Friday, May 31, 2002

im going crazy! the basketball game is killing me. if they dont win, im going to cry like a baby. but shaq, 8/8 at the moment good job! anyways to my day. in school, nothing special. physics is the devil, english is the devil. they go hand in hand. math was werid. we had a sub they subs in juvie and hes all like they are no different. its just the killed someone so they are no different than any of you kids. yeah weird. in home ec. we learned how to sew on a snap. woo! then she asked me and darlene to correct some papers it passed the time away. in office parctice, me and fred did nothing but walk around, it was fun i guess. he showed me his car b/c he just got his licence. im kinda jealous b/c hes younger that me but im ok. i will drive oh yes i will...in swim we swam for 20 minutes straight.i feel healthy. im going to miss swimming but there is always the base pool i guess. i saw this thing on sugarcult kinda cool, i guess, hopefully next time they will have another cool band. the funniest thing that i heard today was my mom blaming me for buying 1% milk the pink gallon. but i remember buying the 2% the blue gallon. my mom insists it was me. but i remember distinctly buying the blue. so i proceed to retrace my steps. my mom then realizes that my dad and her went shopping on saturday. and the ass kicker is it was my dad who go the 1% milk. HA! i say to them. then my mom and dad get in a debate about how fat is fat and that 2% has really 5% fat and that 1% really has 2%. but my mom says it is milkfat but my dad says that fat is fat. it was funny as hell. i wish i had a camera to tape this all. then my mom tells me that i am "stuck" in the house becasue i come home late. i mena that was two instances and she said that i could come home before 12am and i did. i came home before 11pm. it pisses me off b/c im a little older. oh yeah she doesnt believe that i made funnel cake b/c i didnt take any home. whatever, ill find ways around this dictatorship they run oh yes i will... i did cartwheels again in school, it was great fun, i did one at lunch and one 5th period. i heard clapping after i did it but i dont know if it was for me who knows.

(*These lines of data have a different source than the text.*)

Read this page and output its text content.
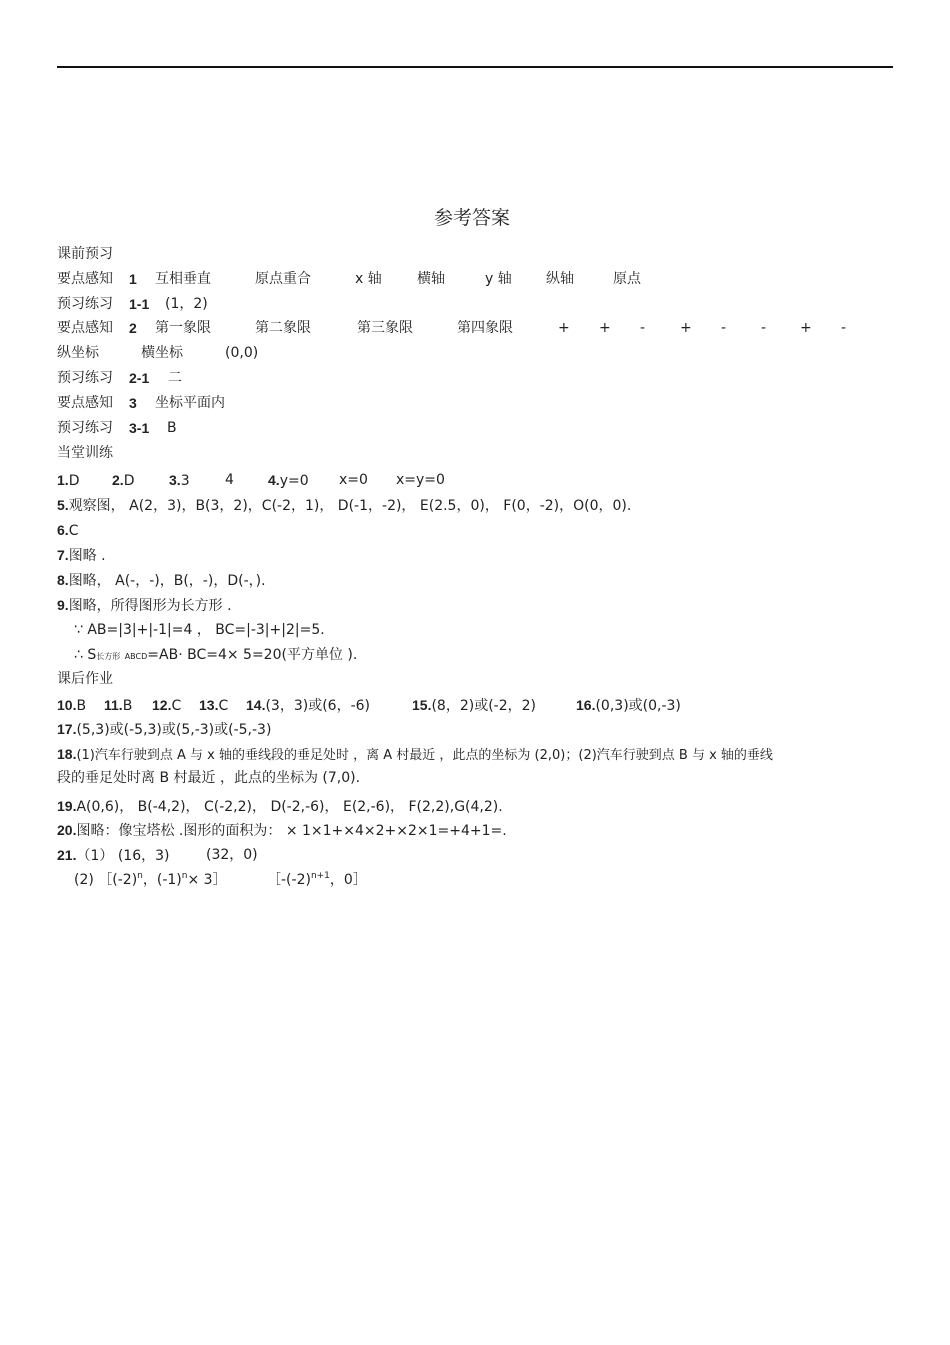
参考答案
课前预习
要点感知 1 互相垂直	原点重合	x 轴	横轴	y 轴 纵轴	原点
预习练习 1-1 (1，2)
要点感知 2 第一象限	第二象限	第三象限	第四象限	+ + - + - - + -
纵坐标	横坐标	(0,0)
预习练习 2-1 二
要点感知 3 坐标平面内
预习练习 3-1 B
当堂训练
1.D 2.D 3.3	4 4.y=0 x=0 x=y=0
5.观察图， A(2，3)，B(3，2)，C(-2，1)， D(-1，-2)， E(2.5，0)， F(0，-2)，O(0，0).
6.C
7.图略 .
8.图略， A(-，-)，B(，-)，D(-，).
9.图略，所得图形为长方形 .
∵ AB=|3|+|-1|=4 ， BC=|-3|+|2|=5.
∴ S长方形 ABCD=AB· BC=4× 5=20(平方单位 ).
课后作业
10.B 11.B 12.C 13.C 14.(3，3)或(6，-6)	15.(8，2)或(-2，2)	16.(0,3)或(0,-3)
17.(5,3)或(-5,3)或(5,-3)或(-5,-3)
18.(1)汽车行驶到点 A 与 x 轴的垂线段的垂足处时 ，离 A 村最近 ，此点的坐标为 (2,0)；(2)汽车行驶到点 B 与 x 轴的垂线
段的垂足处时离 B 村最近 ，此点的坐标为 (7,0).
19.A(0,6)， B(-4,2)， C(-2,2)， D(-2,-6)， E(2,-6)， F(2,2),G(4,2).
20.图略：像宝塔松 .图形的面积为： × 1×1+×4×2+×2×1=+4+1=.
21.（1） (16，3)	(32，0)
(2) $[(-2)^n$，$(-1)^n\times$ 3］	$[-(-2)^{n+1}$，0］
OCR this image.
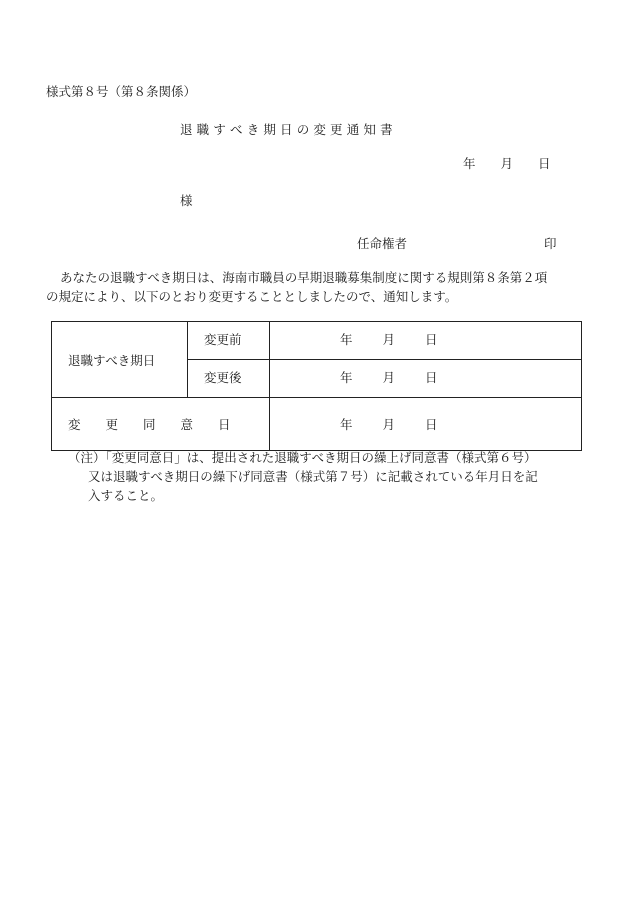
様式第８号（第８条関係）
退 職 す べ き 期 日 の 変 更 通 知 書
年　　月　　日
様
任命権者	印

あなたの退職すべき期日は、海南市職員の早期退職募集制度に関する規則第８条第２項

の規定により、以下のとおり変更することとしましたので、通知します。

退職すべき期日	変更前	年 月 日
	変更後	年 月 日
変　　更　　同　　意　　日		年 月 日

（注）「変更同意日」は、提出された退職すべき期日の繰上げ同意書（様式第６号）

又は退職すべき期日の繰下げ同意書（様式第７号）に記載されている年月日を記

入すること。
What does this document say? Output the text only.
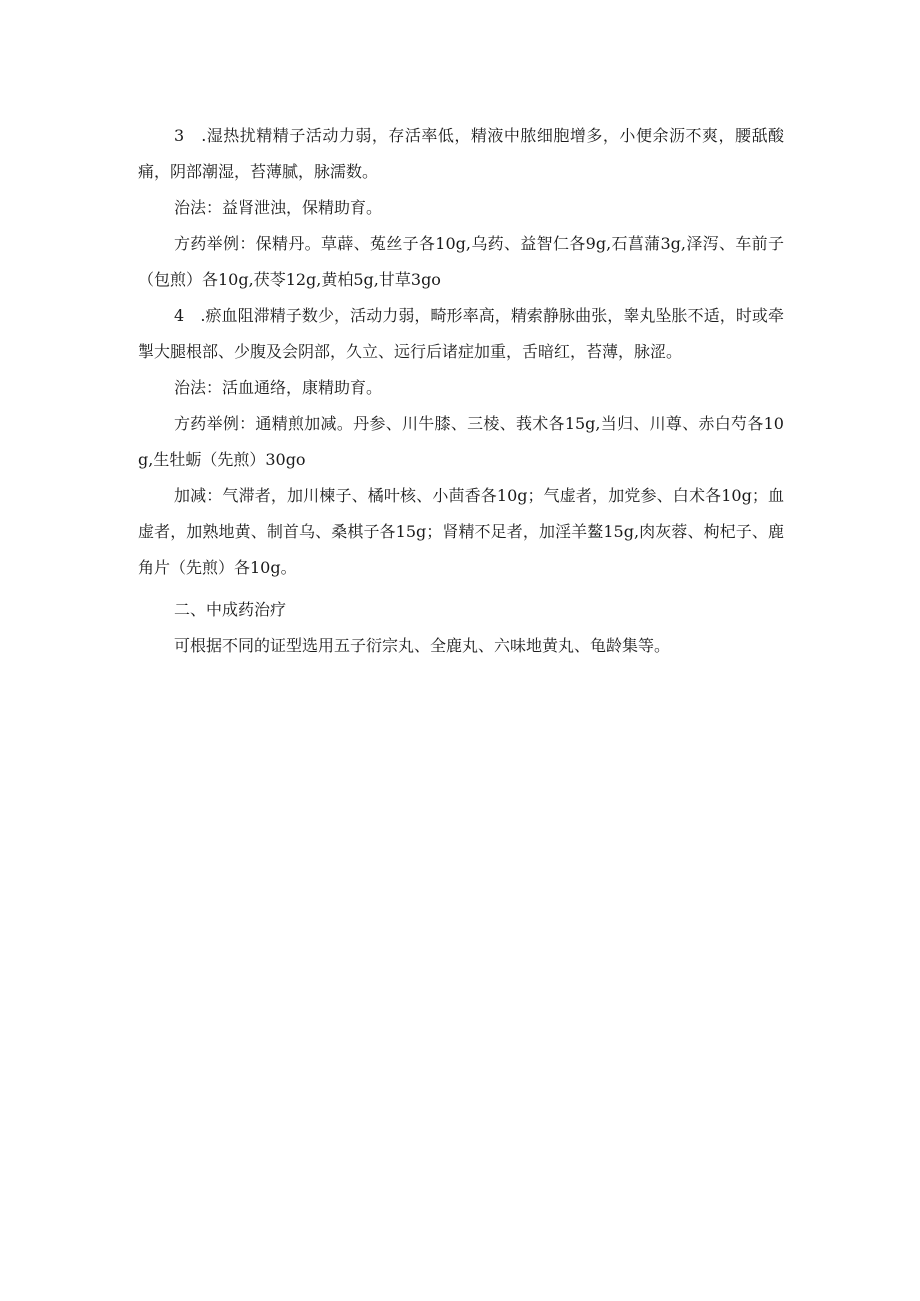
3　.湿热扰精精子活动力弱，存活率低，精液中脓细胞增多，小便余沥不爽，腰舐酸痛，阴部潮湿，苔薄腻，脉濡数。

治法：益肾泄浊，保精助育。

方药举例：保精丹。草薜、菟丝子各10g,乌药、益智仁各9g,石菖蒲3g,泽泻、车前子（包煎）各10g,茯苓12g,黄柏5g,甘草3go

4　.瘀血阻滞精子数少，活动力弱，畸形率高，精索静脉曲张，睾丸坠胀不适，时或牵掣大腿根部、少腹及会阴部，久立、远行后诸症加重，舌暗红，苔薄，脉涩。

治法：活血通络，康精助育。

方药举例：通精煎加减。丹参、川牛膝、三棱、莪术各15g,当归、川尊、赤白芍各10g,生牡蛎（先煎）30go

加减：气滞者，加川楝子、橘叶核、小茴香各10g；气虚者，加党参、白术各10g；血虚者，加熟地黄、制首乌、桑棋子各15g；肾精不足者，加淫羊鳌15g,肉灰蓉、枸杞子、鹿角片（先煎）各10g。

二、中成药治疗

可根据不同的证型选用五子衍宗丸、全鹿丸、六味地黄丸、龟龄集等。
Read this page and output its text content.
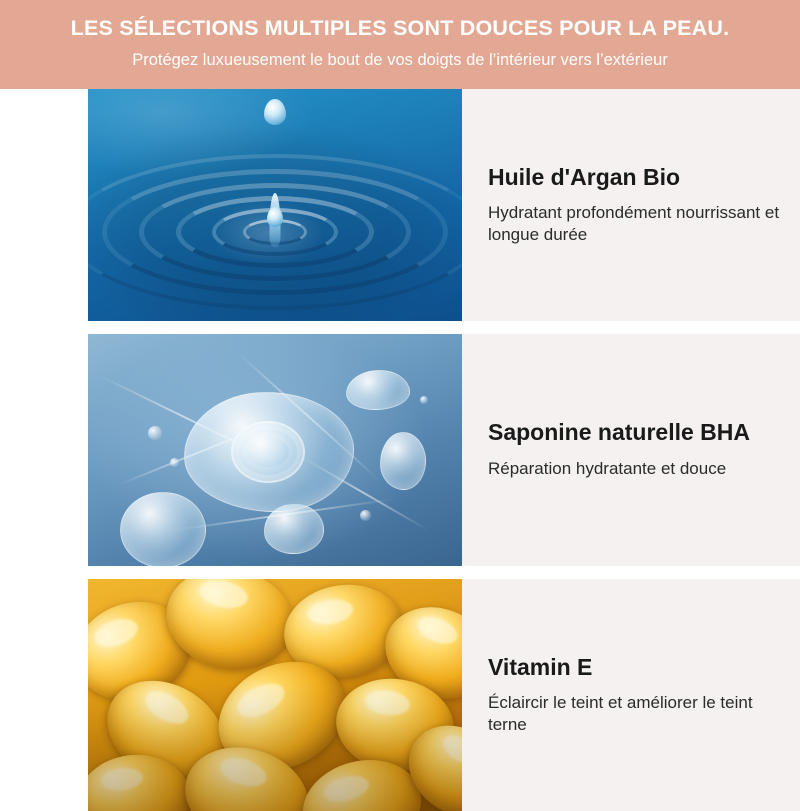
LES SÉLECTIONS MULTIPLES SONT DOUCES POUR LA PEAU.
Protégez luxueusement le bout de vos doigts de l’intérieur vers l’extérieur
Huile d'Argan Bio
Hydratant profondément nourrissant et longue durée
Saponine naturelle BHA
Réparation hydratante et douce
Vitamin E
Éclaircir le teint et améliorer le teint terne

i kind feel like a big looser too b/c its friday im at home doing homework. ah im AM a looser! its all my parents fault, they still treat me like im a little girl, i guess they cant get ovet the fact that im getting older and that i need to ween off them but they wont let me. someone told me that i need to go out and see the world. i cant remember who it was but i will and when i do i will tell you, back on track i dont know. why are people so suprised when i tell them im not going to college? (yet?) im just lost and cant find my way right now. ask me in a year what i want to be and maybe ill give you an answer.